As i was reviewing section 3 of my manuscript today, I made a startling discovery about all of the sources I am citing. The confidence interval comparing fetal outcomes to the general populations all crossed 1. In terms of statistical data, this means you have no discovered anything. To quote out professor of statistics, “When the confidence interval crosses 1, this means you are 100% sure of nothing”. It is beginning to become painfully clear why Tamiflu has reminded a pregnancy category C medication when I keep reading that the risks are not found to be statistically significant; it is because the not all of the statistics support the statement. The rate of babies that are born with malformations in the general population that have not had a known exposure to any influenza virus or any teratogenic medications compared to the rates of fetal malformations in those treated with Tamiflu are similar.

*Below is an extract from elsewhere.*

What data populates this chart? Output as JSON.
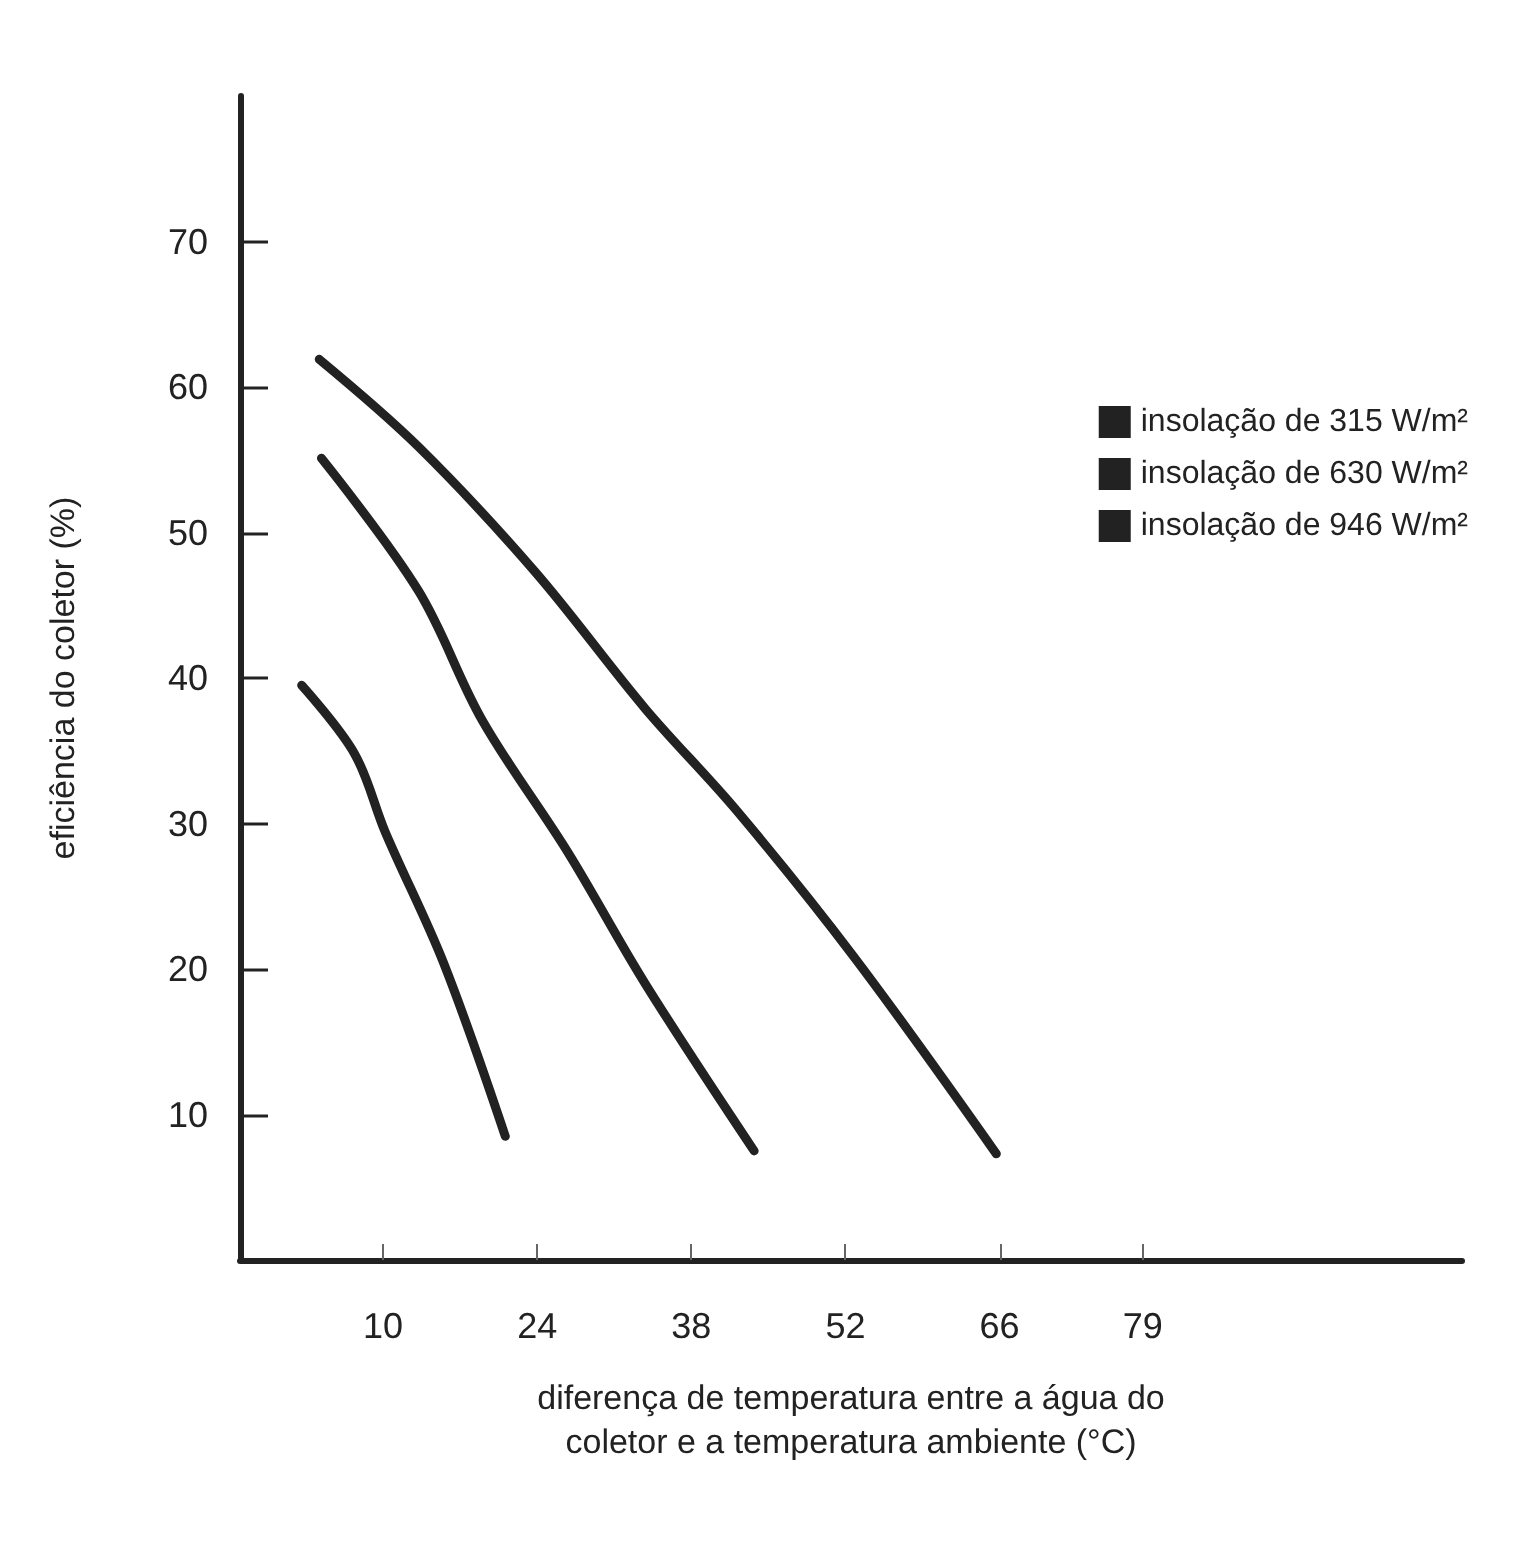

However; in a study conducted by HJ Dustan et al., an odd ratio analysis was performed to assess the likelihood of these occurrences being related to the medication and the confidence interval crossed 1. Unfortunately, this does not provide me with evidence that will be statistically supported about the teratogenicity of the drug. It does not suggest that the drug will cause malformations and it also does not suggest the drug won’t cause malformations.

All information was found in Royal College of Obstetrics and Gynaecologists by HJ Dustan et al.